What’s it like for you and your team to be at the Olympics?

It’s interesting because we want to be behind the scenes. People say we’ll watch for you at the Games, and I say: I hope you don’t see me, because if you do it means there’s a problem. We know that we have an important role in there, to keep the field of play even for everybody and give them the best ice we can. We don’t want to influence the results; it’s all about the athletes. We don’t want to be apart of the story.

Your first Olympic ice-making gig was Calgary 1988. What keeps you coming back?

It’s the challenge. Every venue is so different. We know the end product we want, but for me it’s like: How do I get to the end? Because the water everywhere is different, the air movement is different, the refrigeration systems are different. For the last couple Games, everyone on my team here in Calgary has gone at one time or another — if not for the Games, then a test event or something else. These guys are like me. I grew up in Calgary as a heavy-duty mechanic. I never expected to see the world. And to be able to get in on the ground floor in the design of (Beijing’s National Speed ​​Skating Oval) is a whole other adventure.

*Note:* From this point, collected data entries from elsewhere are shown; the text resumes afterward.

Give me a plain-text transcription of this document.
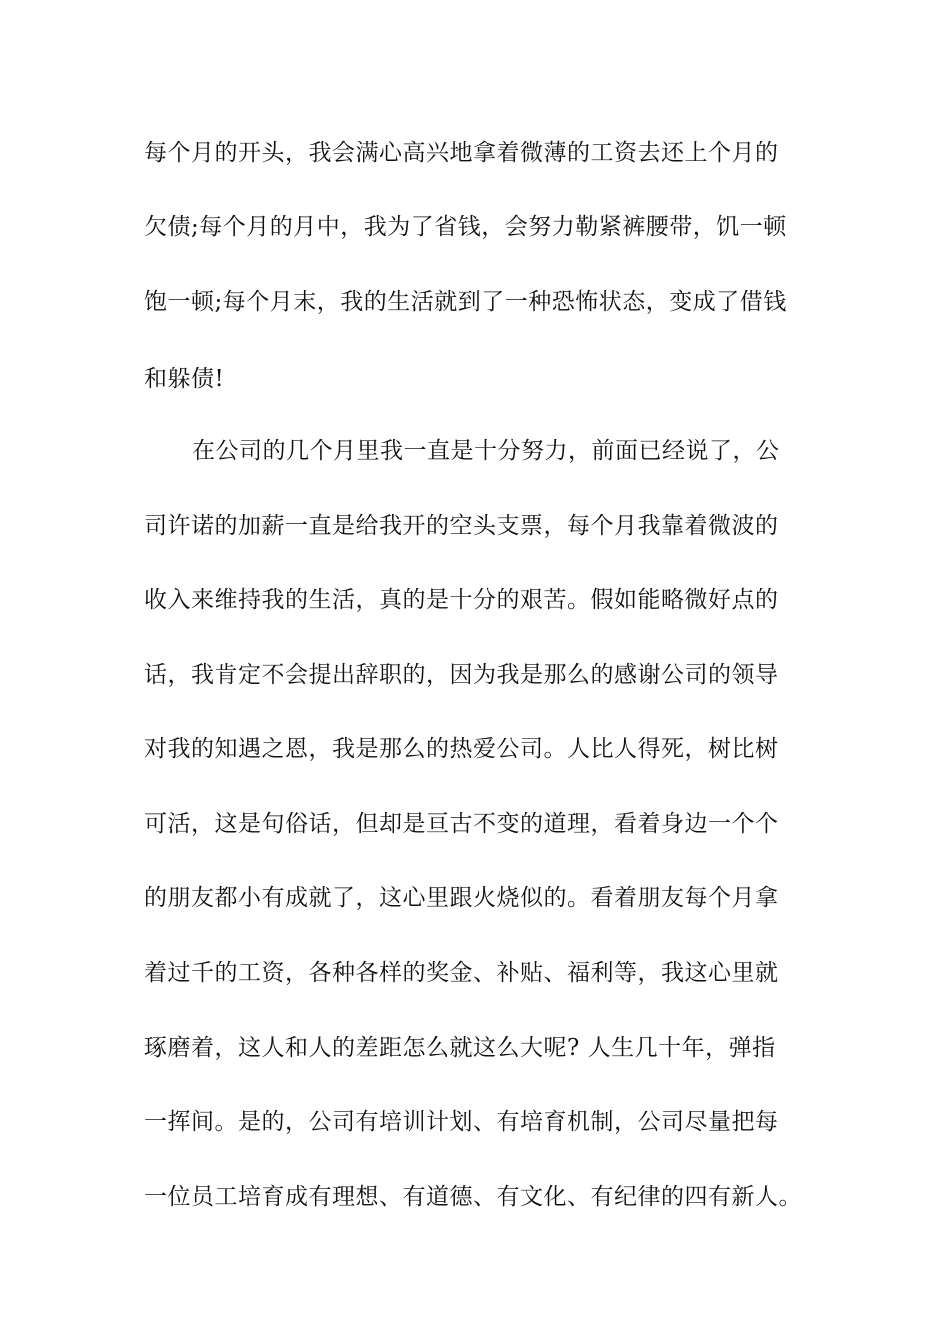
每个月的开头，我会满心高兴地拿着微薄的工资去还上个月的
欠债;每个月的月中，我为了省钱，会努力勒紧裤腰带，饥一顿
饱一顿;每个月末，我的生活就到了一种恐怖状态，变成了借钱
和躲债!
在公司的几个月里我一直是十分努力，前面已经说了，公
司许诺的加薪一直是给我开的空头支票，每个月我靠着微波的
收入来维持我的生活，真的是十分的艰苦。假如能略微好点的
话，我肯定不会提出辞职的，因为我是那么的感谢公司的领导
对我的知遇之恩，我是那么的热爱公司。人比人得死，树比树
可活，这是句俗话，但却是亘古不变的道理，看着身边一个个
的朋友都小有成就了，这心里跟火烧似的。看着朋友每个月拿
着过千的工资，各种各样的奖金、补贴、福利等，我这心里就
琢磨着，这人和人的差距怎么就这么大呢? 人生几十年，弹指
一挥间。是的，公司有培训计划、有培育机制，公司尽量把每
一位员工培育成有理想、有道德、有文化、有纪律的四有新人。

What was the challenge this time?

The building ended up about a year behind, and we never really had the chance to do the test events we should have done.


The plan was to have a refrigeration system based on an old refrigerant. There’s a lot of chemical refrigerants that are bad for the ozone and part of the mandate of the Olympics is to be environmentally friendly, so it didn’t make sense to do that. We had at least a nine-month battle just trying to get them to move ahead with the CO2 refrigeration system, which is state of the art.

Is there a Canadian flair you bring to the job?

In Torino 2006, we buried a little gold maple leaf in the ice. The Canadian skaters knew about that, and they sort of knew where it was. They didn’t go looking — except for Jeremy Wotherspoon, who gets down on his hands and knees looking for this thing that’s supposed to be a secret. But the thing I find kind of funny is every (Olympic venue) I’ve gone to, (the skaters) say it feels like the ice in Calgary. Part of that is our method, the way we mixed the waters and such. But I think it’s also a perception when they come there that they recognize me from Calgary. That’s a good thing. They know when they come to Calgary they get good ice.

In Pyeongchang 2018, you had Zambonis made in Brantford, Ont. What about this time?

That’s a bit of a sore spot. The hockey venues have Zambonis; we ended up with a product out of northern Italy. It’s an Engo. It’s a fully electric ice resurfacer, which scares me a little bit — too many points of failure, too many things that can go wrong.

If you could, what Olympic sport would you want to watch in Beijing other than speedskating?

Hockey, absolutely. I’ve gotten lucky (in the past) and been able to go to a couple of games. Salt Lake (2002), I was at the women’s gold-medal game, and in Italy. But this time there won’t be any opportunity to watch. This time, with the bubble, we’ll just see our hotel, the bus and the venue.